Grafeno, un material futurista venido del paso - Primera parte

Su existencia es conocida desde los años treinta. En 1949, Philip Russell, determinó su estructura electrónica, pero han tenido que pasar varias décadas para que se volviera a hablar de este material. Concretamente, no fue hasta el año 2004, cuando los científicos Andréy Geim y Konstantín Novosiólov consiguiesen aislar el grafeno a temperatura ambiente por el método de la cinta adhesiva, lo que les valió el premio Nobel de Física en 2010, abriendo las puertas a este nuevo material.

"

El grafeno, es una estructura de carbono en dos dimensiones (una lámina plana) constituida por una sola capa de átomos de carbono. De hecho, el carbono es uno de los elementos químicos más comunes y conocidos, de forma que los científicos se sorprendieron al encontrar que esta nueva forma de carbono tenía propiedades tan sorprendentes.

"

El carbono presenta muchas formas cristalinas, llamadas alótropos, siendo los más conocidos el diamante y el grafito. Los alótropos son formas diferentes del mismo elemento con enlaces entre átomos distintos, resultando estructuras que tienen propiedades químicas y físicas diferentes.

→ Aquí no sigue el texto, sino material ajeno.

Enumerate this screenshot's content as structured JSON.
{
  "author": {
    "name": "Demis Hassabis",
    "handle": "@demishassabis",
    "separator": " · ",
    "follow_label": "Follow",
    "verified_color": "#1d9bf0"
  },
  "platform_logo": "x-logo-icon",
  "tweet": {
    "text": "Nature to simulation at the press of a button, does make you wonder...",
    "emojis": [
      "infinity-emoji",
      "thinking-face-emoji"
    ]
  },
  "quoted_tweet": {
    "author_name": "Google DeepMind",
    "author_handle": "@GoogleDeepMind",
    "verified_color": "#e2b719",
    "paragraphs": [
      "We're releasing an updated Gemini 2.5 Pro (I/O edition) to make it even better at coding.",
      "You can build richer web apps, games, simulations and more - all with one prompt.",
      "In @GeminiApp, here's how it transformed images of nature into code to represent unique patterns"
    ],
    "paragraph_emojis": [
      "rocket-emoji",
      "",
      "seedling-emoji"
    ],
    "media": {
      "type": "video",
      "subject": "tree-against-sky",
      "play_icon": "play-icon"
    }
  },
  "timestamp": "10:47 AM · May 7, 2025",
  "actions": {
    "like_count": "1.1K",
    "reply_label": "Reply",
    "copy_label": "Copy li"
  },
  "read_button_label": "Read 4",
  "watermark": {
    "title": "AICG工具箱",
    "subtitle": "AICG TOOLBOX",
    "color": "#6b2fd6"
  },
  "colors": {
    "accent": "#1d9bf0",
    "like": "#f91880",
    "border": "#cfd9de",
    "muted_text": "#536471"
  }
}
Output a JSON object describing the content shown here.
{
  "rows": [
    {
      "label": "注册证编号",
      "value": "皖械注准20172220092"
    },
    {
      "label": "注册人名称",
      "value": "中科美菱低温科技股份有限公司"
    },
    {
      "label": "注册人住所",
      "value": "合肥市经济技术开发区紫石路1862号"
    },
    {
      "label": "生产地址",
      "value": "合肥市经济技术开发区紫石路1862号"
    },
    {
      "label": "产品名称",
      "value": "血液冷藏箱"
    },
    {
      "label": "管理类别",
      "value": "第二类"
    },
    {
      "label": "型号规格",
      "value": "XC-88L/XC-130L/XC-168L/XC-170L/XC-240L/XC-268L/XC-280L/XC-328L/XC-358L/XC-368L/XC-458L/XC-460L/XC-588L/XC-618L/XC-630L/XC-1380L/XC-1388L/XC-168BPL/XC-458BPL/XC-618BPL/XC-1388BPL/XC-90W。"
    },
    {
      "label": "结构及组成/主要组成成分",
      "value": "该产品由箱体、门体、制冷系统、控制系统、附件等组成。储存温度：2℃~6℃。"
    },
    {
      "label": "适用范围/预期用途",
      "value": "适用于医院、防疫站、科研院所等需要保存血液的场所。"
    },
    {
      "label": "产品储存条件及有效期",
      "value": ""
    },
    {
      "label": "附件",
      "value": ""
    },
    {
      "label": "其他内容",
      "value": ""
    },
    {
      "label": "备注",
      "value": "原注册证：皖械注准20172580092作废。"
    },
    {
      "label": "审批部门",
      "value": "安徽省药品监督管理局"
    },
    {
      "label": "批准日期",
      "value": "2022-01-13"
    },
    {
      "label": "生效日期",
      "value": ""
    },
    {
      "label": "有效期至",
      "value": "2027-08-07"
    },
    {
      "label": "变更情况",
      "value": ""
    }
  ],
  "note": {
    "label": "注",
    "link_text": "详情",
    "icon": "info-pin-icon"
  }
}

La forma en que se enlazan los átomos en materiales sólidos, tiene un gran impacto en sus propiedades generales. Así, por ejemplo, un diamante y un trozo de grafito (ambos, alótropos),  son tan diferentes, que nunca se diría que ambos están compuestos del mismo elemento, el carbono.

Un diamante es un compuesto duro y transparente que es extraído del interior de la Tierra, mientras que el grafito es un material ligero y negro extraído del carbón. En el diamante, cada átomo de carbono está conectado a otros cuatro átomos de carbono, lo que le confiere una dureza y un brillo excepcional. En cambio, en el grafito, cada átomo de carbono está enlazado con otros tres átomos en capas de formas hexagonales que se parecen a una colmena de abeja.

A pesar de ser tan delgado, el grafeno, también es el material más resistente, siendo unas 100 veces más resistente que el acero.

Dentro de sus múltiples propiedades, se destacan las siguientes:

  1. Grosor de tamaño nanométrico, que  le hace ser transparente y muy flexible, pero al mismo tiempo, es un material muy duro y resistente.
  2. Presenta excelentes propiedades tanto mecánicas, como eléctricas, ópticas y térmicas.
  3. Es bidimensional y ligero, y cuenta sin embargo con una gran superficie específica (2600 m2/g), lo que le confiere una cierta capacidad de autoenfriamiento.
  4. Es flexible, elástico, maleable, de forma que admite elongaciones de forma reversible y puede doblarse sin sufrir daño alguno.
  5. Se puede enrollar para formar pequeñísimos tubos (nanotubos) o adoptar cualquier otra forma, por tanto, tienen menos posibilidades de quebrarse y son más duraderos.
  6. Es más transparente, como el vidrio, debido a su poco espesor, absorbiendo solamente el 2% de la luz blanca incidente.
  7. Es uno de los mejores conductores térmicos.
  8.  Es un material híbrido, es decir, comparte características de los conductores y semiconductores. Y también propiedades aislantes.
  9.  Es muy denso e impermeable. Sin embargo, deja pasar el agua sin dificultad. Esta propiedad podría ser muy importante, permitiendo la separación y filtración de sustancias, la destilación de ciertos líquidos, la producción de biocombustible, la eliminación de tóxicos en el agua o la purificación de ciertos productos químicos.

El gran número de propiedades del grafeno, o de los materiales basados en el grafeno, hacen que su espectro de potenciales aplicaciones sea muy amplio, prácticamente ilimitado.